The ‘Doctor’s pocket remembrancer’ (1925) lists tips on making a diagnosis based on symptoms and simple tests, while the ‘Practitioner’s pocket book’ (1924) lists practical methods, legal procedures such as notification of deaths and infectious diseases and what should be carried around in a medical bag if you are a pathologist or attending a childbirth.

Among the practical suggestions offered by these books are “Remember that social position, unattractive looks, middle age and spinsterhood do not negative [sic] pregnancy. But this diagnosis should never be uttered until it is beyond all doubt” and “Be reasonable to children. They are not necessarily imbeciles”.

Also on display are some lecture notes written by Michael Faraday and published after his death in 1867. They are from a lecture on “The chemical history of a candle”, given to a young audience at the Royal Institution. The lecture covered the beauty of candle flames, capillary attraction, carbonic acid, the mechanisms of combustion, the features of air, oxygen and hydrogen, and respiration.

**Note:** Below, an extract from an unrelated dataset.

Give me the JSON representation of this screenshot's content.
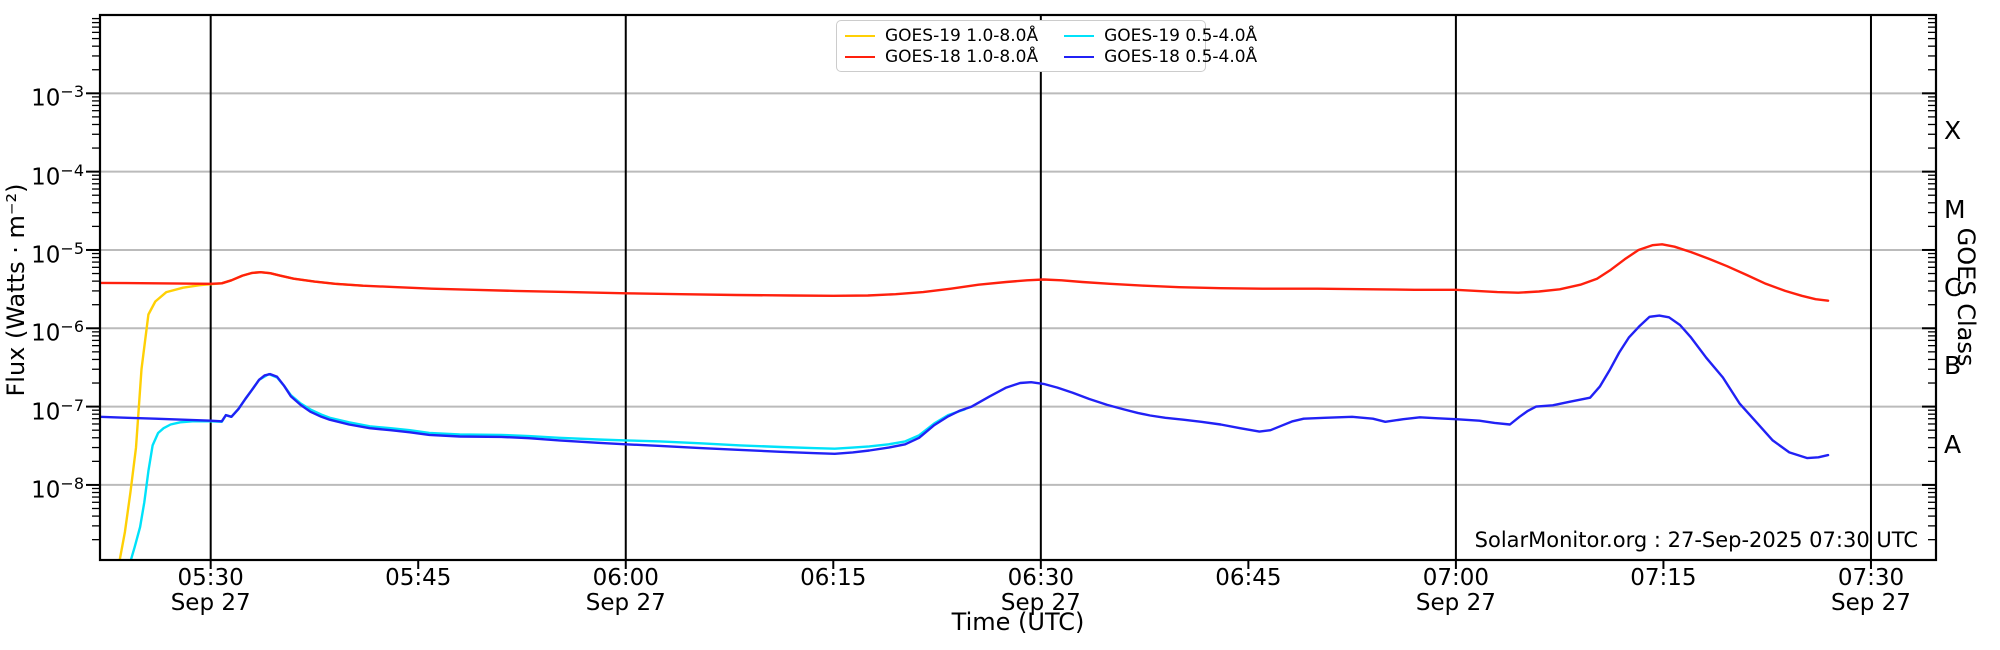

The text includes the following observations: “Is it not beautiful to think that such a process is going on, and that such a dirty thing as charcoal can become so incandescent? You see it comes to this — that all bright flames contain these solid particles; all things that burn and produce solid particle, either during the time they are burning , as in the candle, or immediately after being burnt, as in the case of the gunpowder and iron filings — all these things give us this glorious and beautiful light.”

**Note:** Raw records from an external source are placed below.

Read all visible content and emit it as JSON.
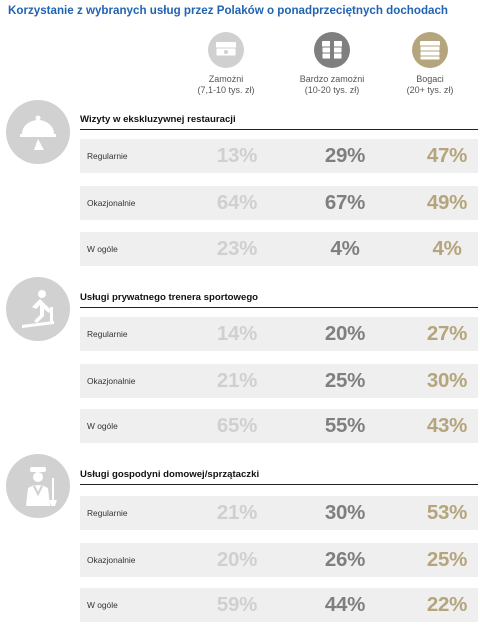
{
  "title": "Korzystanie z wybranych usług przez Polaków o ponadprzeciętnych dochodach",
  "colors": {
    "title": "#1f63b2",
    "group1": "#d0d0d0",
    "group2": "#7f7f7f",
    "group3": "#b5a57c",
    "row_background": "#efefef",
    "section_icon_background": "#d1d1d1"
  },
  "chart_data": {
    "type": "table",
    "groups": [
      {
        "name": "Zamożni",
        "sub": "(7,1-10 tys. zł)",
        "icon": "banknote-stack-icon",
        "color": "#d0d0d0"
      },
      {
        "name": "Bardzo zamożni",
        "sub": "(10-20 tys. zł)",
        "icon": "banknote-bundle-icon",
        "color": "#7f7f7f"
      },
      {
        "name": "Bogaci",
        "sub": "(20+ tys. zł)",
        "icon": "money-pile-icon",
        "color": "#b5a57c"
      }
    ],
    "sections": [
      {
        "title": "Wizyty w ekskluzywnej restauracji",
        "icon": "waiter-cloche-icon",
        "rows": [
          {
            "label": "Regularnie",
            "values": [
              "13%",
              "29%",
              "47%"
            ]
          },
          {
            "label": "Okazjonalnie",
            "values": [
              "64%",
              "67%",
              "49%"
            ]
          },
          {
            "label": "W ogóle",
            "values": [
              "23%",
              "4%",
              "4%"
            ]
          }
        ]
      },
      {
        "title": "Usługi prywatnego trenera sportowego",
        "icon": "treadmill-runner-icon",
        "rows": [
          {
            "label": "Regularnie",
            "values": [
              "14%",
              "20%",
              "27%"
            ]
          },
          {
            "label": "Okazjonalnie",
            "values": [
              "21%",
              "25%",
              "30%"
            ]
          },
          {
            "label": "W ogóle",
            "values": [
              "65%",
              "55%",
              "43%"
            ]
          }
        ]
      },
      {
        "title": "Usługi gospodyni domowej/sprzątaczki",
        "icon": "housekeeper-icon",
        "rows": [
          {
            "label": "Regularnie",
            "values": [
              "21%",
              "30%",
              "53%"
            ]
          },
          {
            "label": "Okazjonalnie",
            "values": [
              "20%",
              "26%",
              "25%"
            ]
          },
          {
            "label": "W ogóle",
            "values": [
              "59%",
              "44%",
              "22%"
            ]
          }
        ]
      }
    ]
  }
}
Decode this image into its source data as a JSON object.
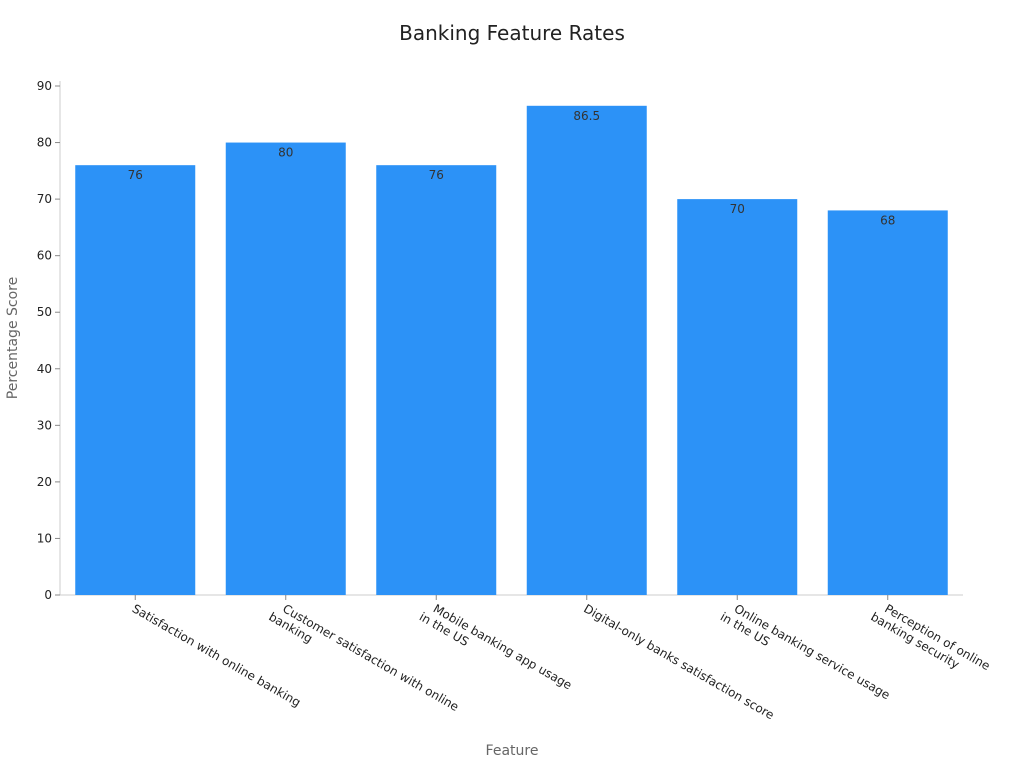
{
  "chart_data": {
    "type": "bar",
    "title": "Banking Feature Rates",
    "x_label": "Feature",
    "y_label": "Percentage Score",
    "categories": [
      "Satisfaction with online banking",
      "Customer satisfaction with online\nbanking",
      "Mobile banking app usage\nin the US",
      "Digital-only banks satisfaction score",
      "Online banking service usage\nin the US",
      "Perception of online\nbanking security"
    ],
    "values": [
      76,
      80,
      76,
      86.5,
      70,
      68
    ],
    "color": "#2c92f7",
    "ylim": [
      0,
      90
    ],
    "yticks": [
      0,
      10,
      20,
      30,
      40,
      50,
      60,
      70,
      80,
      90
    ],
    "grid": false
  }
}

'100,000,000 guinea pigs' book

The 1933 consumerist book, ‘100,000,000 guinea pigs’

The book ‘100,000,000 guinea pigs’, published in 1933, is a critique of food and drug advertising and was a key rallying text in the US consumerist movement.

A best seller for two years, selling more than 250,000 copies, it showed the US consumer as an unwitting guinea pig manipulated by manufacturers and profiteers in the absence of any effective regulation of consumer products.

A more recent book in the display is ‘First catch your tiger’ (1970) by Oliver Graham-Jones who, as a veterinary officer at London Zoo, pioneered many treatments for exotic animals, including the projectile syringes fired from an air gun to anaesthetise animals in the wild.

The display will remain at least until July. The library is open from 10am to 5pm on Mondays, Tuesdays, Wednesdays and Fridays and from 10am to 7pm on Thursdays.